I’m finding it difficult to remove myself from daily events and isolate myself into writing. It’s been hard enough trying to define the story of the next book although I have the characters, the location and the time, it’s just not coalescing. And so I’m much more vulnerable to the effects of everyday horror. Daily there’s a mass shooting, the Republicans constantly roil the waters with repugnant challenges, climate change deniers continue to prevent our taking appropriate measures and the country rises up against a soldier and his family before we definitely know the facts. My mood swings from anger to sadness to complete dismay at the state of our country’s reaction to anything, anymore, anytime. And I don’t even watch Fox News.

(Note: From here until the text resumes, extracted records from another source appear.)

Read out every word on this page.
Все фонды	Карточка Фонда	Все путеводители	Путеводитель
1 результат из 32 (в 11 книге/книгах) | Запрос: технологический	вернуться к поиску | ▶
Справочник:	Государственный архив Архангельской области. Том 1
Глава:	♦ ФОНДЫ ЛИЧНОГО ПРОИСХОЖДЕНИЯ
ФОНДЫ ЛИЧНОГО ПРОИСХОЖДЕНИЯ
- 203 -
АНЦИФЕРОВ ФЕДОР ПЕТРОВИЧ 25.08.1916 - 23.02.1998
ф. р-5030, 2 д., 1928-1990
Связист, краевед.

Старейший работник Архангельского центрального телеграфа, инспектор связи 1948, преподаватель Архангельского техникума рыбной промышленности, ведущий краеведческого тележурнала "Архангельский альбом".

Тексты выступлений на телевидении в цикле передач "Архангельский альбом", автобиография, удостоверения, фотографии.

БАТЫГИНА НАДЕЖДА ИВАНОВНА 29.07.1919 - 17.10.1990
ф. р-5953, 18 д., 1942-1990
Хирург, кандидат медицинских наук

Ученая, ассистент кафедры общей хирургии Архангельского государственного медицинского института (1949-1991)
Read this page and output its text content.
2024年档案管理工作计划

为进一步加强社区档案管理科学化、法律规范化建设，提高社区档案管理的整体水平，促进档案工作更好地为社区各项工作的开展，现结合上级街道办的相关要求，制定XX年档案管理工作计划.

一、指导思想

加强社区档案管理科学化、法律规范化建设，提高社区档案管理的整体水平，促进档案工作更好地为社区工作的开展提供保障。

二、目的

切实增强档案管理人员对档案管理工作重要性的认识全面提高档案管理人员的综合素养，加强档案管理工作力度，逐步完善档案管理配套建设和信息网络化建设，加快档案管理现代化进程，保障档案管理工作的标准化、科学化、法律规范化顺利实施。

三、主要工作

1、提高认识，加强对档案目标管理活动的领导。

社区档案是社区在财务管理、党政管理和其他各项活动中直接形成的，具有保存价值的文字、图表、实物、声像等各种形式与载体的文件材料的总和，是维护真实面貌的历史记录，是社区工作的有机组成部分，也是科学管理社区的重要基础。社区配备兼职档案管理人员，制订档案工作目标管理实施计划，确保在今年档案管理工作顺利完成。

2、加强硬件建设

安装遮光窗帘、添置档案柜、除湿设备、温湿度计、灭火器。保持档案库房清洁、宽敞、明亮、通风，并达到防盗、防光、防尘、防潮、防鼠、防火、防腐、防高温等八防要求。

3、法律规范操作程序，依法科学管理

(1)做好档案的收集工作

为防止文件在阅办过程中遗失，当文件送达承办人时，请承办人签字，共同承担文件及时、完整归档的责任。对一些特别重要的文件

I’d like to take refuge in a world of my own making, where I get to control the issues, the conflicts, the desires of my characters, but I can’t. I want to say something profound about the state of our world. I watch episodes of “Cosmos,” and I wonder how our universe has survived and will it continue with the human species alive and well. I’ve always lamented that left to me we would still be in the cave because I wouldn’t get the significance of watching a rock roll down the hill and turn it into the wheel or what do do with that hot stuff that started burning after a storm and could there be use for it, like cooking. Or rotten fruit, what to do with that? Somebody says drinking it will make you loopy. Patterns of stars up above would just be pretty to me, not informative as to how to move around the planet or what the seasons will be. Recognizing patterns in the midst of chaos is not my forte.
And how could TV bring back marathons of Law & Order, just when I thought I was weened away? It’s like comfort food, I know it will all be solved or at least resolved in an hour and I won’t have to worry about real life encroaching upon me until I switch it off.